To his surprise, the woman took the wallet and examined the
plate and the badge. Nathan noticed that her hands were slim and long-fingered and her grey eyes were bright and intelligent. The plump figure and the plainness should not have made these details unexpected but they did.
“I didn’t realize you people still made house calls,” she said and looked into his face as though comparing it to the picture. She closed the wallet and handed it back. “You must forgive me. I never expected to see one of those close up. The picture doesn’t do you justice.” She was over her initial discomfiture. “How can I help you, Chief Superintendent?”
“I’m investigating your husband’s drowning.”
“Obviously.” She said it without edge; calmly. There was confidence now. “Shall we go and find somewhere to sit?”
She led the way, waddling slightly as though her hip joints were stiff. As he followed her through the immaculate and tasteful hallway, it occurred to Nathan that her appearance made it easy to underestimate this woman, and that she might well be encouraging that. He stopped at an unexceptional watercolour, probably hung only because it matched the rest of the decor, and said, “This is nice.”
The woman stopped and turned back. Her hip joints were not stiff.
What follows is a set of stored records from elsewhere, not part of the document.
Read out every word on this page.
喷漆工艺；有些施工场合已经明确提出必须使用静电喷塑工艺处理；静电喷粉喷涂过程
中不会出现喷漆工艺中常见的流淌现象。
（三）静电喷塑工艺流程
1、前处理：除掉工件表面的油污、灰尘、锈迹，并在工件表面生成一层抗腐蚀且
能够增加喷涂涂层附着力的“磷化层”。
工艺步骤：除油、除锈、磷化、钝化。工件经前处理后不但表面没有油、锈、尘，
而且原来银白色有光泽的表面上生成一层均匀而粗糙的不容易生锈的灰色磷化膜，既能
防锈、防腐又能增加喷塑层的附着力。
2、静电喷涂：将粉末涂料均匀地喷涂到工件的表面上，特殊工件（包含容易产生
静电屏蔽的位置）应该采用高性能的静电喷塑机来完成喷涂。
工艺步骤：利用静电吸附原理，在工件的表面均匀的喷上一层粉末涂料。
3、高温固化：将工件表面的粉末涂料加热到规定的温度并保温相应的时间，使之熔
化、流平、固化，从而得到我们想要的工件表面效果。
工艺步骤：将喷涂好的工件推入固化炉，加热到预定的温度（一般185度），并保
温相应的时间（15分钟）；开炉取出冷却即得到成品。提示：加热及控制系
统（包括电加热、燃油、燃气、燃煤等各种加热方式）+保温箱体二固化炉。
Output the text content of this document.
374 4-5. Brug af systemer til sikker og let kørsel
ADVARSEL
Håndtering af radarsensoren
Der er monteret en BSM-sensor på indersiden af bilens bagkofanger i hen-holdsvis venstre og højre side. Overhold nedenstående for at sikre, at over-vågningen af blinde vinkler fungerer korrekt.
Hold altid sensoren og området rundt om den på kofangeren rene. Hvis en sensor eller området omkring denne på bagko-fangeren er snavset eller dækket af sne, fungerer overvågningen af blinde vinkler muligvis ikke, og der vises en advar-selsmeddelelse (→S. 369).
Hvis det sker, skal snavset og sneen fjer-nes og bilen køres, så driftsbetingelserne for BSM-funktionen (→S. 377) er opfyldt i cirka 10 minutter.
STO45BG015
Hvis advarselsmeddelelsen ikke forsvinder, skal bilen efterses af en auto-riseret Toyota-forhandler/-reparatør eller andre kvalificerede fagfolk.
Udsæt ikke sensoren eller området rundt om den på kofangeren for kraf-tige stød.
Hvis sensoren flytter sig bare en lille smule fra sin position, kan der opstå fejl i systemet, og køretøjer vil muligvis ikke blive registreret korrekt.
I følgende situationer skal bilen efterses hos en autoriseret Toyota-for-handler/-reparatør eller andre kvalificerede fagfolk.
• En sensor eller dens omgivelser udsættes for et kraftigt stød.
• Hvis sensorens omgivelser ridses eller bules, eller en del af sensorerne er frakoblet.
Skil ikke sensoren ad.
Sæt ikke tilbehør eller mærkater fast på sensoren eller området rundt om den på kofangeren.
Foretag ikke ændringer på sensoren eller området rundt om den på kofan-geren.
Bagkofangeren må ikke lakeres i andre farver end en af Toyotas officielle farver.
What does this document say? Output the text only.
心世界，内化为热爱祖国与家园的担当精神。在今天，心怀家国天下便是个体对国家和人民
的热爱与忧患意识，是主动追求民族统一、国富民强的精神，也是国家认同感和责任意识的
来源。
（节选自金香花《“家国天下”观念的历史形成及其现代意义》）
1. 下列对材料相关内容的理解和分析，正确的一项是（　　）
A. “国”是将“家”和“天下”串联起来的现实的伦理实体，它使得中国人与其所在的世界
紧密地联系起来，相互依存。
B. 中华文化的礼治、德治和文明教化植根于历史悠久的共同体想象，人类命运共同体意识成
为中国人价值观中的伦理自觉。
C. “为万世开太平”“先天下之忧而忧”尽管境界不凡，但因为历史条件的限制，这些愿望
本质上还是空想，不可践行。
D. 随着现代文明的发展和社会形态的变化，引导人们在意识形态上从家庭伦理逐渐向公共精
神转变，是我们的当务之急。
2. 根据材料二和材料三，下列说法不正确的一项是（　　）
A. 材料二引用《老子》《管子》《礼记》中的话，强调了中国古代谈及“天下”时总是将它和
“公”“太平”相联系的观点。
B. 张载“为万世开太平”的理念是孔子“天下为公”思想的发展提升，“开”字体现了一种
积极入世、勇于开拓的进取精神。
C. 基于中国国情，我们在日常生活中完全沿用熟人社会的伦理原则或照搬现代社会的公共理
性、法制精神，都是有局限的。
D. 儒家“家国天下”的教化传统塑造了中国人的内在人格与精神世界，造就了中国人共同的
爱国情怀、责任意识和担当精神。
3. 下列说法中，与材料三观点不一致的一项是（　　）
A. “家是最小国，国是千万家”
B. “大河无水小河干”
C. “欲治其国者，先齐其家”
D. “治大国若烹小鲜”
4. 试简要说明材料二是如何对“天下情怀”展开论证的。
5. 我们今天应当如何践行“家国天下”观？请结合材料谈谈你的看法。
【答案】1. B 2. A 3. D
“My husband chose it,” she said. “He had very good taste.” She moved back into what Nathan now felt sure was an act – though whether or not it was a conscious act, he couldn’t yet decide.
“Perhaps you’d like to see his office,” she continued. “He was particularly proud of his office.”
The room into which she showed Nathan was a reconstruction of a Victorian study, or what Nathan imagined a Victorian study would probably have looked like. The woman sat down behind the heavy, highly polished desk and gestured him to take the chair opposite her.
Nathan looked round appreciatively. “It’s remarkable,” he said.
“Yes.” For no obvious reason, she moved the writing set from one side of the desk to the other. “I can’t say I like it much – but then, it isn’t really a woman’s room.” She shifted the lamp into the middle of the desk.